Back to the previous two sections, the customization of a staticlineprefixexecsource to add some prefix work. Since the service/module name of the source is to be differentiated, and the time to be split, according to the official Flume document, the following source interceptor configuration can be used entirely. For example, I1 represents a timestamp, and I2 represents the default static variable Kv,key=module,value=portal.

But flume the official default Kafkasource (v1.6.0) Implementation:

You can see that you rewrote the KV in the event header, discarding the header that was sent over, because of the existence of this pit, tailf-f in the event body to specify the module/service name in the front, Then Rollingbytypeanddayfilesink will be split by separator. Otherwise the downstream can not reach KV.

Pit 2

exec source needs to execute the tail-f command to read a line of standard output and standard errors, but if the tail-f is encapsulated in a script, then some pipe commands are executed in the script, such as Tail-f Logback.log | awk ' {print ' portal##$$## ' $} ', then exec source will always discard the most recent output, resulting in a log appended to the end of the file some cannot always be "late", unless a new log is appended, they will be "squeezed" out. This question is more bizarre. There is no careful study at the moment. To show posterity not to pit.

5 Conclusion

From this centralized collection of distributed services, we can see that the use of some open source components can be very convenient to solve the problems found in our daily work, and the ability to find problems and solve problems is the basic quality requirements of engineers. For it does not meet the needs of the need to have the spirit of study, know it is still to know the reason why to do some ad-hoc work, can better leverage these components.

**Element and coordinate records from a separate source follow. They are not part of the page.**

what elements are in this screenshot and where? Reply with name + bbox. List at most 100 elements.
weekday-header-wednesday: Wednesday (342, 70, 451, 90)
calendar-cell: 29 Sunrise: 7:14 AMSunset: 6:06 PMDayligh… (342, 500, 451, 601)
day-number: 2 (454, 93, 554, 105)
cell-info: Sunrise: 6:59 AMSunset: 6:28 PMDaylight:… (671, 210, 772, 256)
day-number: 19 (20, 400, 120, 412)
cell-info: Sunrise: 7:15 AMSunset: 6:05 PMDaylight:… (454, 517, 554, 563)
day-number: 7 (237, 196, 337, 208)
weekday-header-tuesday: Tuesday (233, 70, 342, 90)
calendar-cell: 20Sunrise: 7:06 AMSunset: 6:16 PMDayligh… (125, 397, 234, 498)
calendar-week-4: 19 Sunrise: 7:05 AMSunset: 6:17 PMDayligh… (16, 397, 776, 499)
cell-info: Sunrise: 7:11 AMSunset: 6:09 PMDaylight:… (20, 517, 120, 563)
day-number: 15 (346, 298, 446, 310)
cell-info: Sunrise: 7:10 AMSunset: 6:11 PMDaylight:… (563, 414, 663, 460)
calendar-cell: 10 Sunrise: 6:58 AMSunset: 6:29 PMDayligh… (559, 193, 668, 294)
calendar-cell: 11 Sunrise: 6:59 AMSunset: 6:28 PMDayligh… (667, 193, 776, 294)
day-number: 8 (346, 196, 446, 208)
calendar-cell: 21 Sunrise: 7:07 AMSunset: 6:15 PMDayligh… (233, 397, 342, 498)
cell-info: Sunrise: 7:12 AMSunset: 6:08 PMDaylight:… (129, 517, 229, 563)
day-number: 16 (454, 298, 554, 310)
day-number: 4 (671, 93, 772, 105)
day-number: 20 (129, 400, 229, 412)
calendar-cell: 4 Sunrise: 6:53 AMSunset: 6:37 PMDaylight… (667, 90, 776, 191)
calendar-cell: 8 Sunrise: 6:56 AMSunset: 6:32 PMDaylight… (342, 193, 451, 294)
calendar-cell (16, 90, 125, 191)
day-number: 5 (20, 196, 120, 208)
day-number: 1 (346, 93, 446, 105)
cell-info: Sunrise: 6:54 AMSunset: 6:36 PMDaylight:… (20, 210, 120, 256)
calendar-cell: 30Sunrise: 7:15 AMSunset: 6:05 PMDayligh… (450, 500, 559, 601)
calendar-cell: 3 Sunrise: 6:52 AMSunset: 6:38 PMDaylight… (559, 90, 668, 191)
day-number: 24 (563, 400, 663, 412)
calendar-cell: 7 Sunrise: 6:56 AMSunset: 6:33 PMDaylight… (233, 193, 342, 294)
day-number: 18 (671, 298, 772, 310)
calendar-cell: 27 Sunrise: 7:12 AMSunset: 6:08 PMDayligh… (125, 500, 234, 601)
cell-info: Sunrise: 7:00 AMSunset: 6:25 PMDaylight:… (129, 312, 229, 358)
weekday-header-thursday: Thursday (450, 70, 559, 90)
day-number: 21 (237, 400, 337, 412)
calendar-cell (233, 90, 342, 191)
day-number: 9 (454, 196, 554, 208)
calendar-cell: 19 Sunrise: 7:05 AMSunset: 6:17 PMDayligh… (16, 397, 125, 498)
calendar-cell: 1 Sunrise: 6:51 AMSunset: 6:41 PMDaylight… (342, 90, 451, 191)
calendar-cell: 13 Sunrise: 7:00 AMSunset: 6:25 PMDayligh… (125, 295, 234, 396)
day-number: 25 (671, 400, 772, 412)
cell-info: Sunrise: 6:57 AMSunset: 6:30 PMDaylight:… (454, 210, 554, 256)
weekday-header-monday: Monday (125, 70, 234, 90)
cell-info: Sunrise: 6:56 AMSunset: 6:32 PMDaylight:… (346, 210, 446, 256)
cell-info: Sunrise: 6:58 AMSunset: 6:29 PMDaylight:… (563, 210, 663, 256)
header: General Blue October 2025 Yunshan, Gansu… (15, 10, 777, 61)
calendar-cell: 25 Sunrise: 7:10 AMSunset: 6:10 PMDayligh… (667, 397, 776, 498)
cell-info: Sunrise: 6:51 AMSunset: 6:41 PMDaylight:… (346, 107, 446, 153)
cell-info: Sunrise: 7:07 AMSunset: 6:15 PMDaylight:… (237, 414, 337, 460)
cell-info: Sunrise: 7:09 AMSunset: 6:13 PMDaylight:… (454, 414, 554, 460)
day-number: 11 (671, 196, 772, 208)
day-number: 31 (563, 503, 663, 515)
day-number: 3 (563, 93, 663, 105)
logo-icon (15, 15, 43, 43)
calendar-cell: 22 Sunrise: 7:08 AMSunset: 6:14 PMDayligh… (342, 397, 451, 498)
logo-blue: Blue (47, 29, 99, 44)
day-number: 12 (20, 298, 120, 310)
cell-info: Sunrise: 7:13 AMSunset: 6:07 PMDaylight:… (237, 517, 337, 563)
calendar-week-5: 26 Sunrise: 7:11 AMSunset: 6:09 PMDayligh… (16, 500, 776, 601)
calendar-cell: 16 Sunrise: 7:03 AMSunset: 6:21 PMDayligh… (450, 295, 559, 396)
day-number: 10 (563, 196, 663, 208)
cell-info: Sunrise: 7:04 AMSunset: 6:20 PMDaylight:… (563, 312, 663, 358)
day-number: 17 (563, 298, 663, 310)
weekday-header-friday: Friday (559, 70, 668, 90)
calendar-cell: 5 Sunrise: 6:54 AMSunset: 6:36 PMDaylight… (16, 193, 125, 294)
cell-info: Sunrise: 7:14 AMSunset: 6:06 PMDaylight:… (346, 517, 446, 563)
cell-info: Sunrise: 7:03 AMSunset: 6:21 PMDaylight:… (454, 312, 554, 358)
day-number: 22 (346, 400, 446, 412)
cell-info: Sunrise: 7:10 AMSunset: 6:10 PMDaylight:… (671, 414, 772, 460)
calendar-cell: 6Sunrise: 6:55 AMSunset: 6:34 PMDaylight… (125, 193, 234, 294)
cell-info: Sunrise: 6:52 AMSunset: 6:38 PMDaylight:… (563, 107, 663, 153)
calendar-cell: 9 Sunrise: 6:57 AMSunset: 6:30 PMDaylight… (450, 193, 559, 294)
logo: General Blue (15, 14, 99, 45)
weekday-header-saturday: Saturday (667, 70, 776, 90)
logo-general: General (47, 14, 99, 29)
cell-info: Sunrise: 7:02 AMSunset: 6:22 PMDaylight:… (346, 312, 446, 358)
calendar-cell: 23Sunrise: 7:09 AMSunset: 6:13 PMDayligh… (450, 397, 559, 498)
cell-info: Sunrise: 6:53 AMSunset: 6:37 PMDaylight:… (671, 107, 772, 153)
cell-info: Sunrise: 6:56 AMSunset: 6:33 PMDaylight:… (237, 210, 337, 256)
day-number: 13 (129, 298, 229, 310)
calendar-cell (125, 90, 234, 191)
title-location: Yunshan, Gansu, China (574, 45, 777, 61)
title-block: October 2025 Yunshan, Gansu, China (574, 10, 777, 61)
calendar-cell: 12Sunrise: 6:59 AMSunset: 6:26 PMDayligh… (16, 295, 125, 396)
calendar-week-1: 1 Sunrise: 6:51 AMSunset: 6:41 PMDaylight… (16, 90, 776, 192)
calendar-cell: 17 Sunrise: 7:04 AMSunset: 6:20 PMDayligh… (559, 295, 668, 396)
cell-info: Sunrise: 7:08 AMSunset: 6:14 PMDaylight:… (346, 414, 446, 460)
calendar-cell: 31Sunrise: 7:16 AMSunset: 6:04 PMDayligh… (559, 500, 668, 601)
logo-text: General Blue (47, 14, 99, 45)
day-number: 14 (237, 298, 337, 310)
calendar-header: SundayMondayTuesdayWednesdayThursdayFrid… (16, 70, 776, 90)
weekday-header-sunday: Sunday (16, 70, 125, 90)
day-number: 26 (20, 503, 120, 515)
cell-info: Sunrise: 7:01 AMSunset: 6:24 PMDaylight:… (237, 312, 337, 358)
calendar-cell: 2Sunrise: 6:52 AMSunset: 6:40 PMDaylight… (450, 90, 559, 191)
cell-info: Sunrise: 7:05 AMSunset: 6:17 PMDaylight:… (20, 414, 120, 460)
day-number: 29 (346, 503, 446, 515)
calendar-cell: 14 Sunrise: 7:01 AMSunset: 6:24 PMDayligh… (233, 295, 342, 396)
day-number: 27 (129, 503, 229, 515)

In addition, log collection is only a starting point, using valuable data, the subsequent use of the scene and imagination space will be very large, such as

1 The use of spark streaming in a time window to calculate the log, do flow control and access restrictions.

2 Use awk scripts, the advanced functions of Scala to do a single machine access statistical analysis, or Hadoop, spark large data statistical analysis.

3 In addition to port survival and semantic monitoring, the use of real-time computing processing logs, error, anomaly and other information filtering, to achieve a real service health care and early warning monitoring.

4 collection of logs can be imported through the Logstash elastic search, using Elk way to do log query use.